In eighteenth-century Warsaw, the gardens of Prince Kazimierz Poniatowski were famous for their beauty. The prince was an entertaining person with a penchant for the exotic. His gardens boasted impressive greenhouses and pineries, where some 5,000 pineapples ripened every year.
The best loved part of the prince’s property was the ‘Mountain’, which changed hands several times after his death before eventually being purchased by Mr Chovot, a popular restaurateur, in 1815. It was Chovot who renamed it ‘Góra na Frascati’ [The hill at Frascati], after the town near Rome.
Not far away, on what is now the corner of ul. Wiejska and ul. Górnośląska, was ‘Wiejska Kawa’ [Village coffee], one of Warsaw’s most famous cafés, celebrated for its excellent hot dishes, especially crayfish and asparagus. Being located in a precinct that was perfect for walking meant that it enjoyed huge passing trade. Young people (perhaps including a happy and companionable Fryderyk Chopin) in particular would come to the ‘Wiejska Kawa’ and stay there to enjoy themselves and sing.
The scenic grounds invited settlement.
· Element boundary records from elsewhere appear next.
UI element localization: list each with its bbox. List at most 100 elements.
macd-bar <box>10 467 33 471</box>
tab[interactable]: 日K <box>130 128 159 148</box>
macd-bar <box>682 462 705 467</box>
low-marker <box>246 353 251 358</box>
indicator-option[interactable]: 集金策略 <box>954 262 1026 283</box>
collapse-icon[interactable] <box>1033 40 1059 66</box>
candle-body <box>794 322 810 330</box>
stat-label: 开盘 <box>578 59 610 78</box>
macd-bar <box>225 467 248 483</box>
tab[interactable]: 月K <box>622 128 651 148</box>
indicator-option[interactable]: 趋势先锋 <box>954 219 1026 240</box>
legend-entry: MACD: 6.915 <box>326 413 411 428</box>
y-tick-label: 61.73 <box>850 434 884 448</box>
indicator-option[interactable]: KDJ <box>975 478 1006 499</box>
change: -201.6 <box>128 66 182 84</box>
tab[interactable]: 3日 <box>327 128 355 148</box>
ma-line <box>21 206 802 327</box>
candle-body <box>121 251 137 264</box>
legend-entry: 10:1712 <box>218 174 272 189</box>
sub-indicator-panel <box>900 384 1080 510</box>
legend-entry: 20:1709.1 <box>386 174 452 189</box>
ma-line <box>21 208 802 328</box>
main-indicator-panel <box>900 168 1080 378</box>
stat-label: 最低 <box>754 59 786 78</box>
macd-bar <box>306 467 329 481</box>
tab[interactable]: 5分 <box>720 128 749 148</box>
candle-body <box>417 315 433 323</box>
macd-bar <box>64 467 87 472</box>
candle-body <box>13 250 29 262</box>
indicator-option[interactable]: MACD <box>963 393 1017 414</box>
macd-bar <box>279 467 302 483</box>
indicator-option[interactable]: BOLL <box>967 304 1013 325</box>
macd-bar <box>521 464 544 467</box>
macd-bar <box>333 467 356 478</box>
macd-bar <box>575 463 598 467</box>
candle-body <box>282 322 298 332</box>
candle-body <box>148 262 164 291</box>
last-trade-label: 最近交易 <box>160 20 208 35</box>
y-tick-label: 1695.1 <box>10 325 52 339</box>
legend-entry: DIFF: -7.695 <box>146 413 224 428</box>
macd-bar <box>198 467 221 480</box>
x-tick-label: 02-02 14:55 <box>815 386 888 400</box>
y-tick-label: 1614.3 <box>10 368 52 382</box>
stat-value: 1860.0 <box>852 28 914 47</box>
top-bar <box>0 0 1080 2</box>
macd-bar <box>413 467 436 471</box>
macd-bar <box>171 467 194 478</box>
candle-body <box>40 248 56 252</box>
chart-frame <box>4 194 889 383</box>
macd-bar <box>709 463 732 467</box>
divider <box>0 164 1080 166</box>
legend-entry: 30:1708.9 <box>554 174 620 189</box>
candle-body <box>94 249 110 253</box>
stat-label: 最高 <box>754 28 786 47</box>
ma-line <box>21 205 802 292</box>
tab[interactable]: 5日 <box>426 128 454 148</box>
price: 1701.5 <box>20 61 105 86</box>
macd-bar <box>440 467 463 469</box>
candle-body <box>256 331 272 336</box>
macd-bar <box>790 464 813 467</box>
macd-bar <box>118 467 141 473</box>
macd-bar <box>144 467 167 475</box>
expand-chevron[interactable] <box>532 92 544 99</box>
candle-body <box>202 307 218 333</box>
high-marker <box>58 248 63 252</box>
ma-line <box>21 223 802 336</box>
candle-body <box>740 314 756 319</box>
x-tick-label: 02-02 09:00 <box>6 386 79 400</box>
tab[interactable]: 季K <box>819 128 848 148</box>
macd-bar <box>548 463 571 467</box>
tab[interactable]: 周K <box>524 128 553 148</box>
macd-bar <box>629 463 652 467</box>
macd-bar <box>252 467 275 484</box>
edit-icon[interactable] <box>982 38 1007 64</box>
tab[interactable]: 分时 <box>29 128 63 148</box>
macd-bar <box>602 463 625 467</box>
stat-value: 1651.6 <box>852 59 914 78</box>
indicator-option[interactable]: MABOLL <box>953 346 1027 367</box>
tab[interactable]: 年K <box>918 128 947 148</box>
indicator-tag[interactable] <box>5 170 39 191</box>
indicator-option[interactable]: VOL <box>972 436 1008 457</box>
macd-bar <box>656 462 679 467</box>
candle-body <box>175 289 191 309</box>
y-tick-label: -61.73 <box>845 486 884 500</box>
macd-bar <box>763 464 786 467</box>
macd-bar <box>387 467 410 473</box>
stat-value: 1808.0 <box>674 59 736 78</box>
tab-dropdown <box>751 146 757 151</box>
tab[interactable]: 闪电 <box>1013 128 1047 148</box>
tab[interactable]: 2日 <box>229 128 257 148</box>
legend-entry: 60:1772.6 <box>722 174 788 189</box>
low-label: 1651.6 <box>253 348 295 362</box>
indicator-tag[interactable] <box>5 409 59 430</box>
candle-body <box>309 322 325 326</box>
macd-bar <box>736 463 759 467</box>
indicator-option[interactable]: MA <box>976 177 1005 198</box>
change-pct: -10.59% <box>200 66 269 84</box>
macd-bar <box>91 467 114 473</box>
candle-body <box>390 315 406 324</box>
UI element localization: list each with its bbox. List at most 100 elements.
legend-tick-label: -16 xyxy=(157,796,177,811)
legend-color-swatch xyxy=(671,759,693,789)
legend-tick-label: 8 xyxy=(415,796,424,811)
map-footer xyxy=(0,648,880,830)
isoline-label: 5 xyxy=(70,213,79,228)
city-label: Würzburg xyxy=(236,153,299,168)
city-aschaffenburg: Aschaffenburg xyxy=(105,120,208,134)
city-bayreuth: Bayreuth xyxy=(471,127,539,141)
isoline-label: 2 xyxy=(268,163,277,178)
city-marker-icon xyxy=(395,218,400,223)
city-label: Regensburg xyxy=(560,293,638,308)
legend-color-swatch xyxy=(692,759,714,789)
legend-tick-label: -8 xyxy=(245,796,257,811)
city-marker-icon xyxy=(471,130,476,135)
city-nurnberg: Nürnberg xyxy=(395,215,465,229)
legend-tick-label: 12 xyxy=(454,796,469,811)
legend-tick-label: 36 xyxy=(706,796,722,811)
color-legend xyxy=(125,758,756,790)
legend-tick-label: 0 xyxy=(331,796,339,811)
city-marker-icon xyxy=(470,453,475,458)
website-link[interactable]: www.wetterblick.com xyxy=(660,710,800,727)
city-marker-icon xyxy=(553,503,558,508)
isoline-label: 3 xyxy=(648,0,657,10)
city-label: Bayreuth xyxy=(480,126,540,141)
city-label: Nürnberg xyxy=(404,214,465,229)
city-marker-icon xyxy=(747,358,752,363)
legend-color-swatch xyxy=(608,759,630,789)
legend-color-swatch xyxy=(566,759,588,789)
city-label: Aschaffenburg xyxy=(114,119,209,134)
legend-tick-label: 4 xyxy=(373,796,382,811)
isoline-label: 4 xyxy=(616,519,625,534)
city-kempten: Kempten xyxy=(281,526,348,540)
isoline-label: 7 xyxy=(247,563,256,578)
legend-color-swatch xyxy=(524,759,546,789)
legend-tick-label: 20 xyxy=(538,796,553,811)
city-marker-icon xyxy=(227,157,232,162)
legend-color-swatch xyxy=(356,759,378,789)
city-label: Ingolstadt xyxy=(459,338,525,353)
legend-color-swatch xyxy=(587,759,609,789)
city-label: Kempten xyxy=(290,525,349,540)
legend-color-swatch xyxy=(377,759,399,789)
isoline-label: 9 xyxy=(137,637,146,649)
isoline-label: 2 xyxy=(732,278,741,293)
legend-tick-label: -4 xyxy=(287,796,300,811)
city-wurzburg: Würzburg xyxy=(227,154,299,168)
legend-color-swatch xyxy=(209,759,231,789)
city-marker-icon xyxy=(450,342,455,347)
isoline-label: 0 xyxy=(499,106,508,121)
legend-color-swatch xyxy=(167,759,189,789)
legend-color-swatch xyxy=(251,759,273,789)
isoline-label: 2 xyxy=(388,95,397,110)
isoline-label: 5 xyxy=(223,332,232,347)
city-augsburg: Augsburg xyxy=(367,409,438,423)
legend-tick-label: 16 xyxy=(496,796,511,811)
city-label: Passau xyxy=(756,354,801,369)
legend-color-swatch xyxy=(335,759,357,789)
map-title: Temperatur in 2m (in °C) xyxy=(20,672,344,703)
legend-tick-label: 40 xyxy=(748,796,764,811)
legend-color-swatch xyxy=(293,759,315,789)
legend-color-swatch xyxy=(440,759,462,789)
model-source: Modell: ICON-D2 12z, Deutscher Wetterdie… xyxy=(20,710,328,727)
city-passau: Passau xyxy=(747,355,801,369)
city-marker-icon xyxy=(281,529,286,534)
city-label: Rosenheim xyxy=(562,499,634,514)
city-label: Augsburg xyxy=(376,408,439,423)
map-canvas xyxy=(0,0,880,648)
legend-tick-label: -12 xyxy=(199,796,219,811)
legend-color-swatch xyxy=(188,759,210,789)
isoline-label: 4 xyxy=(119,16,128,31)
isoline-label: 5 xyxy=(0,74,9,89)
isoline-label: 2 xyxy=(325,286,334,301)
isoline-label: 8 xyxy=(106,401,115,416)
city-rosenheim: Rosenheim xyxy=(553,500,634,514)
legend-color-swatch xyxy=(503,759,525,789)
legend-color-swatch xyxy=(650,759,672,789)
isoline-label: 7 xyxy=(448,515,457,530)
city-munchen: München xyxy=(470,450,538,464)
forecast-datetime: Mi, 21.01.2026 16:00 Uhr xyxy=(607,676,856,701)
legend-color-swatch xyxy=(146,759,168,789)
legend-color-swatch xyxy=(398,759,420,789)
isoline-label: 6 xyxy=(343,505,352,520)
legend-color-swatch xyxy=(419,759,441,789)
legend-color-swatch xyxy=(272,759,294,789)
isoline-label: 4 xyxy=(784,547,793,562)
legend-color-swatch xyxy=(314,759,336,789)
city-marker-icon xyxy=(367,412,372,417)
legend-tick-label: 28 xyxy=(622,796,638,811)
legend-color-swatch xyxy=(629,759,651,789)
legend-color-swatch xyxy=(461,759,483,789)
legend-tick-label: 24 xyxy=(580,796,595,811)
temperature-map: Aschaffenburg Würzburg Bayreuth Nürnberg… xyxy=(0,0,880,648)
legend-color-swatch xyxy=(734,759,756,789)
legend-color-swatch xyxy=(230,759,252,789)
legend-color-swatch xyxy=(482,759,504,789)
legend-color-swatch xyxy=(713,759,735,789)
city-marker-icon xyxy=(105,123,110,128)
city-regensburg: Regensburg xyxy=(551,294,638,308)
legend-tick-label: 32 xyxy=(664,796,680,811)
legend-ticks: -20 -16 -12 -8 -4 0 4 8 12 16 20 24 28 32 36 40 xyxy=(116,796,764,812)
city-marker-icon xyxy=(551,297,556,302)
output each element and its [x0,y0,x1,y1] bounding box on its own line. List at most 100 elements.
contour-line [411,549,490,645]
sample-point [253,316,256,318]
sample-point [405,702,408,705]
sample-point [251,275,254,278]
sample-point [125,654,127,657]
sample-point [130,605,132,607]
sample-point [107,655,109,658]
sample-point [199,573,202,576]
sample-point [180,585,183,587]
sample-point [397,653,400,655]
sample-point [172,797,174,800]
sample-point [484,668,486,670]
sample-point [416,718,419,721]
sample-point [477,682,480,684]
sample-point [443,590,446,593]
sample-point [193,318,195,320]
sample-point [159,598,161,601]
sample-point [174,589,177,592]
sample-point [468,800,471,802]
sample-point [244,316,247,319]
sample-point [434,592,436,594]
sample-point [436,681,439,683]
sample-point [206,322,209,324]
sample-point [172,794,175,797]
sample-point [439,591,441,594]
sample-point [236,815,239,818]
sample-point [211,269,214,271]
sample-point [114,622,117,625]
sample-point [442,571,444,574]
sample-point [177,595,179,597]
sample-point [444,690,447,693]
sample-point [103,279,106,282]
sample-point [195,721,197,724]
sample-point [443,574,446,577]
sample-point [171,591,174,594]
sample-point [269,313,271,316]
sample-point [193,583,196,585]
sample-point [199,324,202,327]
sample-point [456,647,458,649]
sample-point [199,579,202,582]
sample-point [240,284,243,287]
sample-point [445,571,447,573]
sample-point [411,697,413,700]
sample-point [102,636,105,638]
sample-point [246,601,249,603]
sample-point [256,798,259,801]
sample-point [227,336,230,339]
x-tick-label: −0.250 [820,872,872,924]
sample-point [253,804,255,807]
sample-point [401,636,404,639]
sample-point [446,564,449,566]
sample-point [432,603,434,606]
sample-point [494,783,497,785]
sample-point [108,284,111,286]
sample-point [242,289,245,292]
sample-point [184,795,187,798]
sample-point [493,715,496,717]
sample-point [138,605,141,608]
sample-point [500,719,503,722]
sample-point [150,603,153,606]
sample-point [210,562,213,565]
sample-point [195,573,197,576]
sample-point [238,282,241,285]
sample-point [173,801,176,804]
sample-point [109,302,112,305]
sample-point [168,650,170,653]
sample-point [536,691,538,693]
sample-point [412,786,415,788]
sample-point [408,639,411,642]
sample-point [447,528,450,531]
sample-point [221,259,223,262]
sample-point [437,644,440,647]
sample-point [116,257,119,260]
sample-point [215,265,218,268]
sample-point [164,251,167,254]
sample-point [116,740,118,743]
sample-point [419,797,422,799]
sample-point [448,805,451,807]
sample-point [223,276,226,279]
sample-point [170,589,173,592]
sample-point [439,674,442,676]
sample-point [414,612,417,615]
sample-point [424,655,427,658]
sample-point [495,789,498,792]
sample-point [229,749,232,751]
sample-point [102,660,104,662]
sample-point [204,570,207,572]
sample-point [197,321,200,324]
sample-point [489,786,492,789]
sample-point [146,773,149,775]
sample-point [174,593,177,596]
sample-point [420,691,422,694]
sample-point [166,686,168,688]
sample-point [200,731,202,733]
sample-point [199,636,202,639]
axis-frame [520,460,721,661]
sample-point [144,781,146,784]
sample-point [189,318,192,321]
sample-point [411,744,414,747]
The home of Antonio Corazzi, the famous architect who came to build the capital of the Kingdom of Poland (Congress Poland) at the invitation of Stanisław Staszic, was on ul. Wiejska. There was a garden at the rear of the Corazzi residence. Entry was via a gateway on the Aleje Ujazdowskie side. On the other side of the street, Senator Nikolay Novosiltsov, a thoroughly detested figure in patriotic circles, had his summer residence in the Frascati garden. In his memoirs, Kajetan Koźmian describes Novosiltsov as ‘red-faced, as if covered with leprosy, cross-eyed and eagle-eyed, and already grey’. Adam Mickiewicz depicted Novosiltsov as an incarnation of evil in Part III of Dziady [Forefathers’ Eve].